Luca Collodi – Città del Vaticano
“All’Ucraina non abbiamo dato assegni in bianco. Ci sono molte cose che l’Ucraina vorrebbe, ma che non abbiamo fatto”. Lo ha dichiarato il presidente americano, Joe Biden, convinto comunque che gli aiuti a Kiev, sia militari che umanitari, continueranno, anche se dovesse cambiare la maggioranza politica al Congresso americano. Il Pentagono, tuttavia, ritiene che in questo momento nessuno possa conseguire una vittoria schiacciante sul campo e che servono alternative alla guerra.

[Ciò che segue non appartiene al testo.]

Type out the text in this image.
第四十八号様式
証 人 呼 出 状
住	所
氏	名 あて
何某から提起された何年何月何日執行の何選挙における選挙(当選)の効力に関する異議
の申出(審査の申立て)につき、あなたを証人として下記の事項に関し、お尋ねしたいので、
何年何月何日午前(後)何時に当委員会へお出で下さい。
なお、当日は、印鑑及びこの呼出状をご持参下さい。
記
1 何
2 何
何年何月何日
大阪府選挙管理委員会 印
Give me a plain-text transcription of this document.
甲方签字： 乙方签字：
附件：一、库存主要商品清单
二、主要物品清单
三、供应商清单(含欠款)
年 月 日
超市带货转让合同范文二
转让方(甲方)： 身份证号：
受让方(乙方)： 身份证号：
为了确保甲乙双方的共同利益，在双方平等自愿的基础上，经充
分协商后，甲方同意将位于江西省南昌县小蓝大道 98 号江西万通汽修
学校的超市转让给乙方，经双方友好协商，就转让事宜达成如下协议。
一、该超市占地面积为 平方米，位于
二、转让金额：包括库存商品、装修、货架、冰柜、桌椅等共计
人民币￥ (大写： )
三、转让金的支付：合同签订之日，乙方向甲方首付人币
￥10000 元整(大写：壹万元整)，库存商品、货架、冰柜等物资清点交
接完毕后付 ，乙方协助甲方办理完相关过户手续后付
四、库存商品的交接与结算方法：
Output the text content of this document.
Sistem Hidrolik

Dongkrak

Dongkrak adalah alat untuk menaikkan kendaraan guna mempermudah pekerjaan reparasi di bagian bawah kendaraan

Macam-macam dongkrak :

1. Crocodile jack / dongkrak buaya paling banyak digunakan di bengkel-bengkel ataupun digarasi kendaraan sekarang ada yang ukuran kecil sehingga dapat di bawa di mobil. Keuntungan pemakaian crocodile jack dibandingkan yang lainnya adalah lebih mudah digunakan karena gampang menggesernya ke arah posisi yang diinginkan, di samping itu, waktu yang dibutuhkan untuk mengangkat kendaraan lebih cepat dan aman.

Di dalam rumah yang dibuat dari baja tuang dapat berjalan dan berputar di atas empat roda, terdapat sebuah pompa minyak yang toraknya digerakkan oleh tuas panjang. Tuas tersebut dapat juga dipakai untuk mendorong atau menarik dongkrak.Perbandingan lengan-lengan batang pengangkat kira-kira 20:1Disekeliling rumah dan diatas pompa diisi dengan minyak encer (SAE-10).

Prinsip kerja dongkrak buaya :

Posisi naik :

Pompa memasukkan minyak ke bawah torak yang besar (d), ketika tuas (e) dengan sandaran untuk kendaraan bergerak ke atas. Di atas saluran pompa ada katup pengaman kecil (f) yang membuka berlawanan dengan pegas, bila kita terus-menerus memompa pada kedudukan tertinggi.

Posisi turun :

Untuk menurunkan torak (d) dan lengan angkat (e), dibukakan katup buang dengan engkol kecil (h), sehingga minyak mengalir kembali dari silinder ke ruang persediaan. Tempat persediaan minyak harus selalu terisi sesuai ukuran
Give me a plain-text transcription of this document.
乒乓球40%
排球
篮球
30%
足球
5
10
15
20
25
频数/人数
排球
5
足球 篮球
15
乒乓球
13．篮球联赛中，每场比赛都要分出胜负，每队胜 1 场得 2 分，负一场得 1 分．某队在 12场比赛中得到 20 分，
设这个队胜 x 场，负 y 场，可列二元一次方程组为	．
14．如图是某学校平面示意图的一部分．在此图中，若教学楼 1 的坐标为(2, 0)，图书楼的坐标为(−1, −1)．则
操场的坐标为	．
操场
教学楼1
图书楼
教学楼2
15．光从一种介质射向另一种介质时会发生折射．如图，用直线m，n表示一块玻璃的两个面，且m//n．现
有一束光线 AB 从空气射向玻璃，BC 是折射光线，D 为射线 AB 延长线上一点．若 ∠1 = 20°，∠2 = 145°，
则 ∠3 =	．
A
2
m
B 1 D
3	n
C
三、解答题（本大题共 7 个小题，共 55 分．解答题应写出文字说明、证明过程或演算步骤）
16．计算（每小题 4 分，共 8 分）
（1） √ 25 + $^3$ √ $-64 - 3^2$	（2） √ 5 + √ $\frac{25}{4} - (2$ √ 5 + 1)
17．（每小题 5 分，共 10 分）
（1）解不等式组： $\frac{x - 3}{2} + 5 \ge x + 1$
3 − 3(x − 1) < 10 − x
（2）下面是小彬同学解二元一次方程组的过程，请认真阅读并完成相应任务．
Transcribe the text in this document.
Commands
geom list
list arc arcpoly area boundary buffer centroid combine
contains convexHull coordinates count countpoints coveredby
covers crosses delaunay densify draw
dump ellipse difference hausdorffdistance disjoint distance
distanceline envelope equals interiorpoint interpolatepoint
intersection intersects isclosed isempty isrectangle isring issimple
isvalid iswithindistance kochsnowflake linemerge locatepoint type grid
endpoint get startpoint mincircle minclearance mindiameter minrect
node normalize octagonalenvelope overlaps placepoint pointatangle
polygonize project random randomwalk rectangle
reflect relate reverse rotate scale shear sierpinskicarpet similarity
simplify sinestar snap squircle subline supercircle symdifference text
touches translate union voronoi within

Kherson, fulcro della contesa
“Kherson è nostra”, esulta il presidente ucraino Zelenski. L’esercito di Kiev è entrato nella città centro meridionale dopo il ritiro dei soldati russi. Festa e bandiere ucraine nelle strade, ma Mosca non demorde e ribadisce la sua sovranità, annunciando che il nuovo capoluogo della regione di Kherson è la città di Genichesk scelta in via temporanea. Per la Casa Bianca la riconquista ucraina di Kherson è una “straordinaria vittoria”. Il ministro degli Esteri russo però, Dmytro Kouleba, ricorda che “la guerra continua”.
Si riparla di negoziati
Il Cremlino, dopo aver ribadito che il ritiro “non è un’umiliazione”, apre ai negoziati che “avranno sicuramente luogo, ma i tempi del loro svolgimento dipendono dalla posizione dei partner dell’Ucraina”. Il ministero della Difesa di Mosca afferma che oltre 30 mila soldati e 5 mila mezzi militari e armamenti sono stati trasferiti sulla sponda sinistra del fiume Dnipro. La ritirata russa ha “implicazioni strategiche più ampie”, incluso l’alleviare la minaccia ad altre città dell’Ucraina meridionale come Odessa. Ad affermarlo è il consigliere per la sicurezza nazionale degli Stati Uniti, per il quale è la Russia che deve decidere se andare al tavolo per definire un percorso di pace.